Elena Bono

Occultata da rigide leggi di mercato "culturale", il suo nome è tornato tra le pagine di giornale, come spesso accade, solo con la sua morte avvenuta il 26 febbraio di quest’anno.

di Piero Buscemi - mercoledì 12 novembre 2014 - 2492 letture

Lamento di David sul gigante ucciso

La notte è troppo pesante sopra il mio capo,
 la luna non s’alza
 non s’alza dalle colline,
 io grido
 e non mi risponde la terra di bronzo.

Ma ieri chiamavo la luna su quelle colline
 e il giovane vento a giuocare
 nella foresta
 e i cani e le nuvole
 l’acqua del fiume
 ed il sonno.

Docile sonno, o mio agnello perduto
 io non so dove.
 Giuochi che David
 non giuocherà mai più.
 Se io fossi morto, mia madre
 piangerebbe su me,
 s’io fossi ferito, qualcuno
 laverebbe il mio sangue.

Non piange nessuno
 se in qualche parte ho perduto
 il mio vergine cuore;
 se grondo del sangue di un altro
 nessuno mi lava.

Tutti laggiù fanno festa,
 io sono qui solo
 con quello che ho ucciso.
 Alzati, rosso gigante
 ammucchiato ai miei piedi,
 riprenditi il tuo respiro
 le cento teste
 e l’ira
 e le armi di bronzo.

Ridammi la semplice fionda
 e il mio cuore
 il mio veloce cuore
 in corsa sulle colline.

Tu non rispondi, gigante di bronzo.
 Terra, tu non rispondi.
 E sia pure così.
 E’ inutile gridare.
 Dunque la luna ieri
 non si alzava per me.

Il quinto comandamento contempla "non uccidere", ma le leggi sono state concepite per essere aggirate.
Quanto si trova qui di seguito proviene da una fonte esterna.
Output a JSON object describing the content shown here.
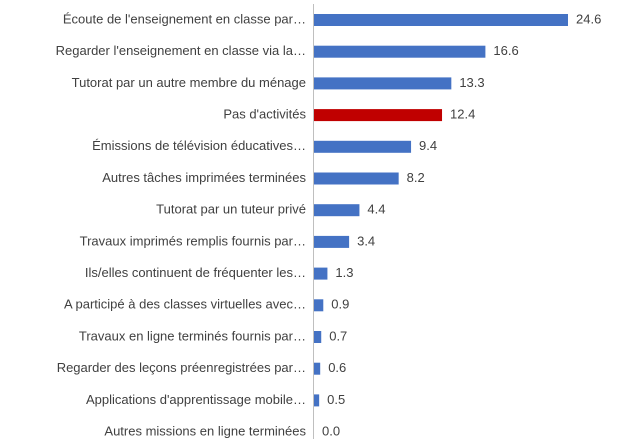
{
  "chart_data": {
    "type": "barh",
    "categories": [
      "Écoute de l'enseignement en classe par…",
      "Regarder l'enseignement en classe via la…",
      "Tutorat par un autre membre du ménage",
      "Pas d'activités",
      "Émissions de télévision éducatives…",
      "Autres tâches imprimées terminées",
      "Tutorat par un tuteur privé",
      "Travaux imprimés remplis fournis par…",
      "Ils/elles continuent de fréquenter les…",
      "A participé à des classes virtuelles avec…",
      "Travaux en ligne terminés fournis par…",
      "Regarder des leçons préenregistrées par…",
      "Applications d'apprentissage mobile…",
      "Autres missions en ligne terminées"
    ],
    "values": [
      24.6,
      16.6,
      13.3,
      12.4,
      9.4,
      8.2,
      4.4,
      3.4,
      1.3,
      0.9,
      0.7,
      0.6,
      0.5,
      0.0
    ],
    "value_labels": [
      "24.6",
      "16.6",
      "13.3",
      "12.4",
      "9.4",
      "8.2",
      "4.4",
      "3.4",
      "1.3",
      "0.9",
      "0.7",
      "0.6",
      "0.5",
      "0.0"
    ],
    "colors": [
      "#4472c4",
      "#4472c4",
      "#4472c4",
      "#c00000",
      "#4472c4",
      "#4472c4",
      "#4472c4",
      "#4472c4",
      "#4472c4",
      "#4472c4",
      "#4472c4",
      "#4472c4",
      "#4472c4",
      "#4472c4"
    ]
  }
}
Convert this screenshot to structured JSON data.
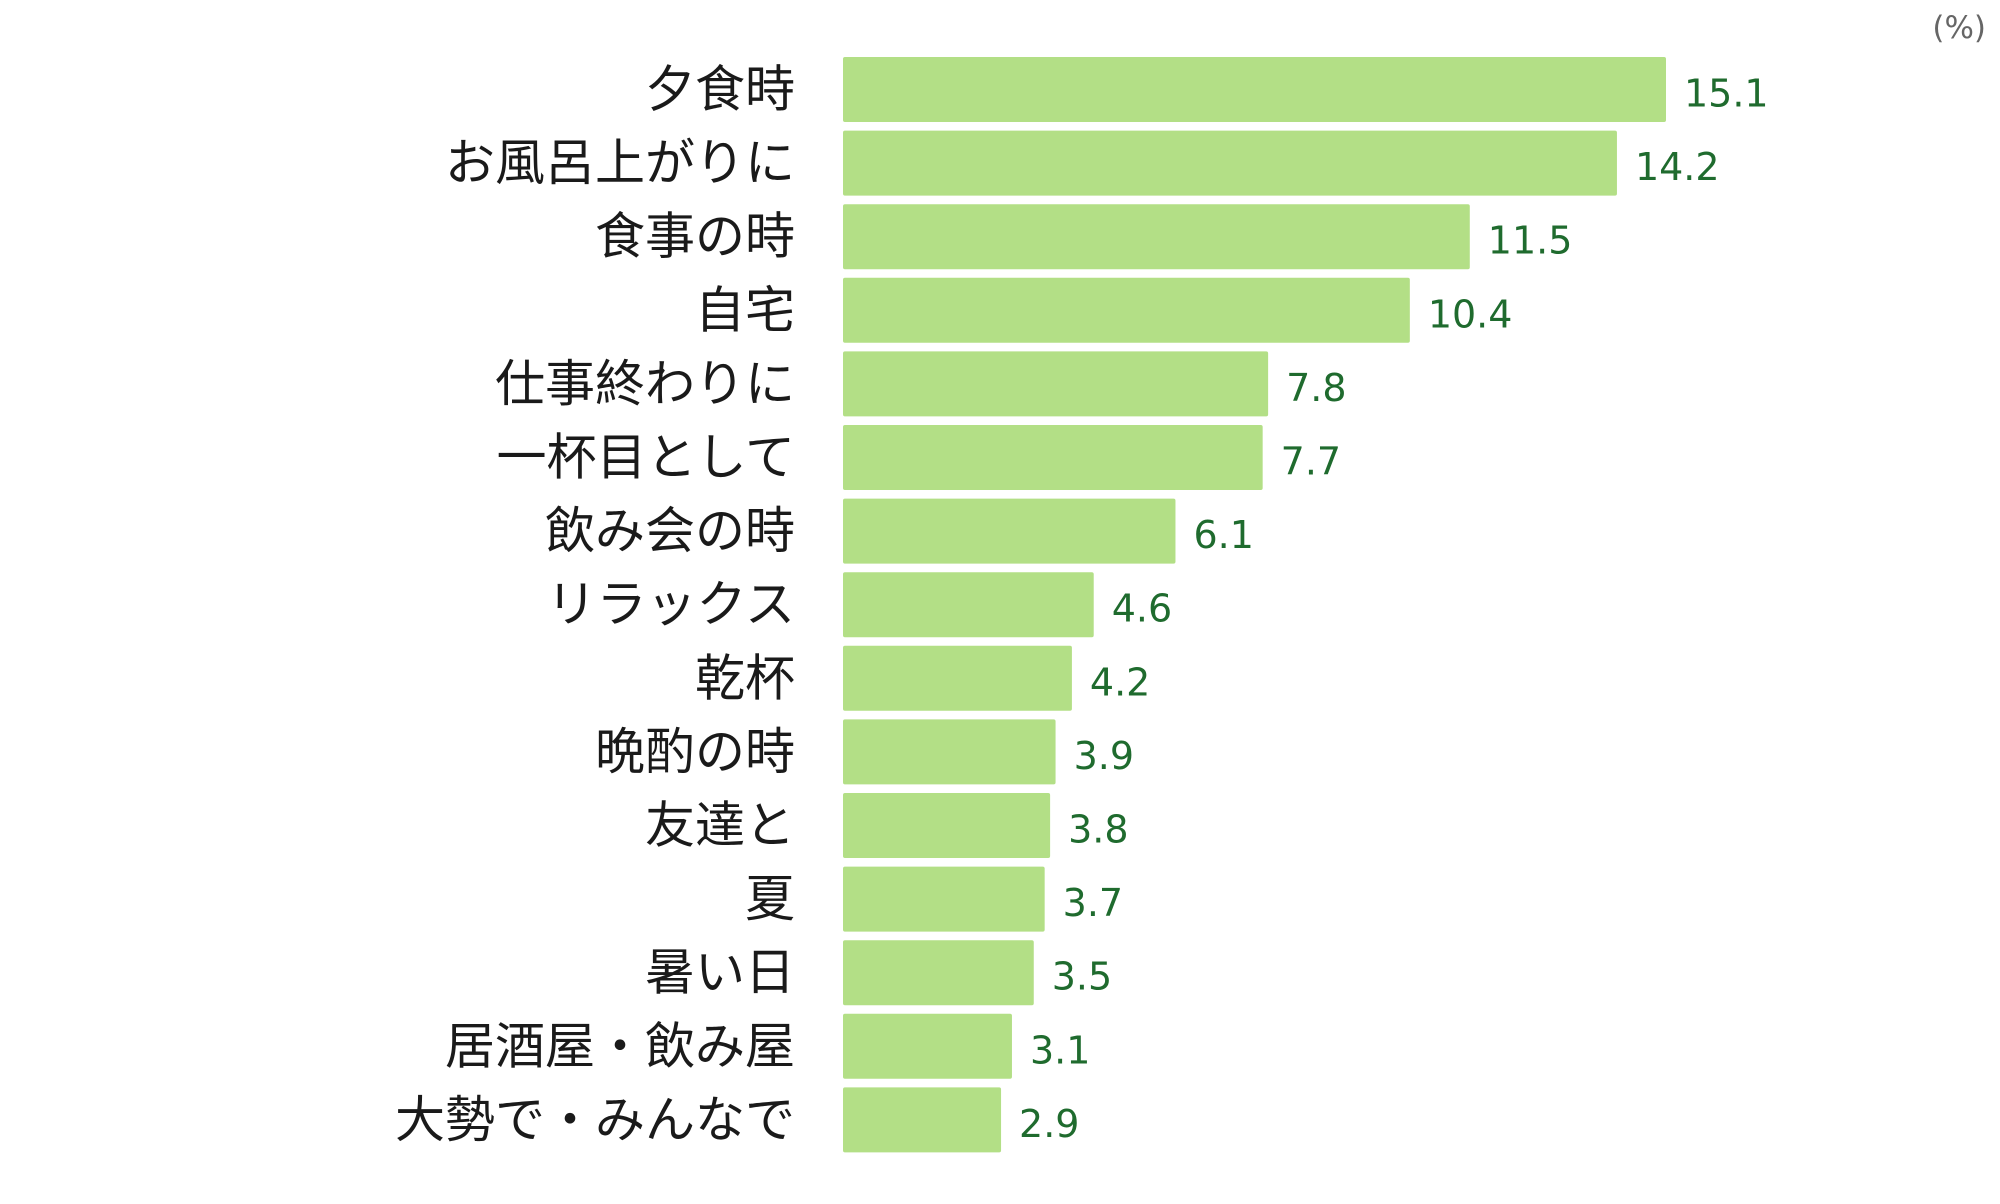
{
  "unit_label": "(%)",
  "colors": {
    "bar": "#b3df86",
    "value_label": "#1f6b2e",
    "category_label": "#1a1a1a",
    "unit_label": "#666666"
  },
  "chart_data": {
    "type": "bar",
    "orientation": "horizontal",
    "categories": [
      "夕食時",
      "お風呂上がりに",
      "食事の時",
      "自宅",
      "仕事終わりに",
      "一杯目として",
      "飲み会の時",
      "リラックス",
      "乾杯",
      "晩酌の時",
      "友達と",
      "夏",
      "暑い日",
      "居酒屋・飲み屋",
      "大勢で・みんなで"
    ],
    "values": [
      15.1,
      14.2,
      11.5,
      10.4,
      7.8,
      7.7,
      6.1,
      4.6,
      4.2,
      3.9,
      3.8,
      3.7,
      3.5,
      3.1,
      2.9
    ],
    "value_labels": [
      "15.1",
      "14.2",
      "11.5",
      "10.4",
      "7.8",
      "7.7",
      "6.1",
      "4.6",
      "4.2",
      "3.9",
      "3.8",
      "3.7",
      "3.5",
      "3.1",
      "2.9"
    ],
    "xlim": [
      0,
      15.1
    ],
    "grid": false,
    "legend": "none"
  }
}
Si trova sempre un sistema pseudo-democratico per giustificare un’accezione della regola che, solo in parte, prova a pulire le coscienze.

Gli stati mondiali, che con questo raggiro, hanno vestito i panni dei giustizieri in terra, sono così notori che non ci sembra il caso di nominarli. Quanto meno per non suggerirne emuli, che non ci sentiamo di condividere.

Ma se in nome di un dio, si sono giustificate guerre, figurarsi se per le stesse motivazioni, non si possa dar forza a antichi testamenti, sotto l’emblema dell’occhio per occhio, dente per dente.

Poi, si sa, le "nostre" sono sempre le leggi migliori rispetto alle "altre". Sono quelle che dovrebbero regolare i rapporti umani di un intero pianeta e che, spesso non riescono a livellare un senso di giustizia neanche all’interno di piccole comunità.

La contraddittorietà è uno dei vanti che l’essere umano si trascina nei secoli. Non ha importanza se sia ingrediente di quello sputo vitale o di qualsiasi ricostruzione storica e mistica di quello che, nel trascorrere del tempo, assume sempre più valenza di un tragico errore.

E’ davanti a questo scontro millenario di vita e morte che si concentrano le tesi, le interpretazioni, oseremo dire anche le manipolazioni, dei dettami che avrebbero dovuto stabilizzare l’incerto passo dell’uomo su questa terra e il suo rapporto inevitabile con i suoi simili.

In questa poesia, scritta da Elena Bono che, lo ricordiamo, è passata alla storia della letteratura italiana come una delle maggiori rappresentanti della poesia così detta "religiosa", il contrasto tra senso del dovere, patria, eroismo e una coscienza che chiede risposte, rimorso e rassegnazione davanti alla consapevolezza di aver vestito i panni dell’onnipotente e aver posto fine alla vita di un altro essere umano, scivola dai versi, attraverso il buio più infimo di ogni animo umano, per sprofondare nella terra delle proprie debolezze, oscurati da una luna che rifiuta di illuminare un peccato che non sarà mai espiato.